Jonathan Zittrain's NYTimes Op-ed today, "Lost in the Clouds" ironically captured three of my big concerns/themes about the Internet and its natural outgrowth -- cloud computing.

  • I recommend this op-ed because it pulls together a whole host of converging Internet issues that others generally treat separately.
  • The problem with writing about these issues separately is that much of the richness of how these inter-related issues interact -- is lost.  

    Zittrain: "The cloud, however, comes with real dangers."

    • I agree. That has been much of the point of my 13 part series since the first of the year:
      • "The Open Internet's Growing Security Problem"

    Zittrain: "Worse, data stored online has less privacy protection both in practice and under the law."

    • I agree.
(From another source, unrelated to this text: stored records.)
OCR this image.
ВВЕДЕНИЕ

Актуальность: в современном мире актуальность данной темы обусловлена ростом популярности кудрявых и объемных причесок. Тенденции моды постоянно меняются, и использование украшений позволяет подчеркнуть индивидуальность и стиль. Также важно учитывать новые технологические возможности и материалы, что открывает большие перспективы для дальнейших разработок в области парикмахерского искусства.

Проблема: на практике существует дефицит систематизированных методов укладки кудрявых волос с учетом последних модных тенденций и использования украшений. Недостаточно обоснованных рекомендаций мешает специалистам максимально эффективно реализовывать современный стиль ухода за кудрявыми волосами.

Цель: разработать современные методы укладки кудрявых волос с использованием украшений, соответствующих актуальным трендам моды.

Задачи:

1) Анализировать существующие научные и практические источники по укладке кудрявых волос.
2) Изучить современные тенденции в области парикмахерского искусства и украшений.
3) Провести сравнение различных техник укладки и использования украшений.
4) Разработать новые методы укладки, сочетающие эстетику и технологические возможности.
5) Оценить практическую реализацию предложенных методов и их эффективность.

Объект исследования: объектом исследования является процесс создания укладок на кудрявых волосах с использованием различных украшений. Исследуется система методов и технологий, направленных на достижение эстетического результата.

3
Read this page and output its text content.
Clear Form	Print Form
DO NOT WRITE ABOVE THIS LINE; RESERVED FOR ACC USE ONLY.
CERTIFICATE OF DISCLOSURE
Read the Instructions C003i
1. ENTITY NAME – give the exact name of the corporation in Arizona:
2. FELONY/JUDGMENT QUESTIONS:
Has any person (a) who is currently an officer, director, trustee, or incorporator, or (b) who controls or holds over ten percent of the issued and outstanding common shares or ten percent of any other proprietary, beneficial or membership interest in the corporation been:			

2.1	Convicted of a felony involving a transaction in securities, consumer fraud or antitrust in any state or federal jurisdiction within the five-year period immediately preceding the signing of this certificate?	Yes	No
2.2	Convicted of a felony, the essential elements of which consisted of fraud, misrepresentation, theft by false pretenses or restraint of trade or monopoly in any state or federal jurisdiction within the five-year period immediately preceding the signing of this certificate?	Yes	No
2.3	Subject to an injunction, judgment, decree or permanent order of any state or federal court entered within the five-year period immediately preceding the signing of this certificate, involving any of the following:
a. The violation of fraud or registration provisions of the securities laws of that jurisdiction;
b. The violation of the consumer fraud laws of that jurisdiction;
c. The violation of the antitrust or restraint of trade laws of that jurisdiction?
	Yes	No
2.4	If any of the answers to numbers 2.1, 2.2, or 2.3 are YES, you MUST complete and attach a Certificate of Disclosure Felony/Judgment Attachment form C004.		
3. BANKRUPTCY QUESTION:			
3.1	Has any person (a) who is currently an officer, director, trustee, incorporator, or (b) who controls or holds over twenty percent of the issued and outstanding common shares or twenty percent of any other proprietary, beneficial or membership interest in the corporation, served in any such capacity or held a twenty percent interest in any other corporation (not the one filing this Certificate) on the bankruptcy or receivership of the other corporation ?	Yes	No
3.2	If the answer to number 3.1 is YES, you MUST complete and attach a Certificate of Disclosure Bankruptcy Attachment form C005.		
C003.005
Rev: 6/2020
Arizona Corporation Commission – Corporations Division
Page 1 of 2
This is the point of my June testimony before the House Internet subcommittees on Internet privacy.
      • My central thesis was:
        • “Why A Consumer-Driven, Technology/Competition-Neutral, Privacy Framework Is Superior to a Default ‘Finders Keepers Losers Weepers’ Privacy Framework”
      • As long as we make privacy policy, technology driven and not consumer driven, it will be haphazard, lagging and full of massive holes.  

    Zittrain: "If the market settles into a handful of gated cloud communities whose proprietors control the availability of new code, the time may come to ensure that their platforms do not discriminate."

    • Once again, Mr Zittrain makes sense.
    • I have long advocated that if Google, Amazon,  and eBay  believe that net neutrality and an open Internet is important enough to mandate it from broadband providers, why should it not apply to the webopolies Google, eBay and Amazon, that have a much more dominant "gatekeeper" power in their segments than any of the broadband competitor has in their market?
      • If their proposed net neutrality mandates were good and not poison, why wouldn't the webopolies eat their own cooking?
    • Any techie will tell you, cloud computing is just network computing.
      • Any antitrust expert will tell you that the Internet's network of networks creates huge network effects than can be anti-competitive.
      • Common sense tells you that a "platform" is just tech-speak for a "network." 
    • If network computing platforms naturally produce large network effects, why should "network" neutrality expectations not apply?
      • Without technologically-neutral network neutrality expectations, is the next cloud computing monopoly just "a click away?" 

    Update: The reason I said that this post was ironic is that most people who follow my blog would be surprised that I would agree with Mr. Zittrain on anything, because I am in most strong opposition to Mr. Zittrain's overall philosophy of the Internet and his support for an information commons.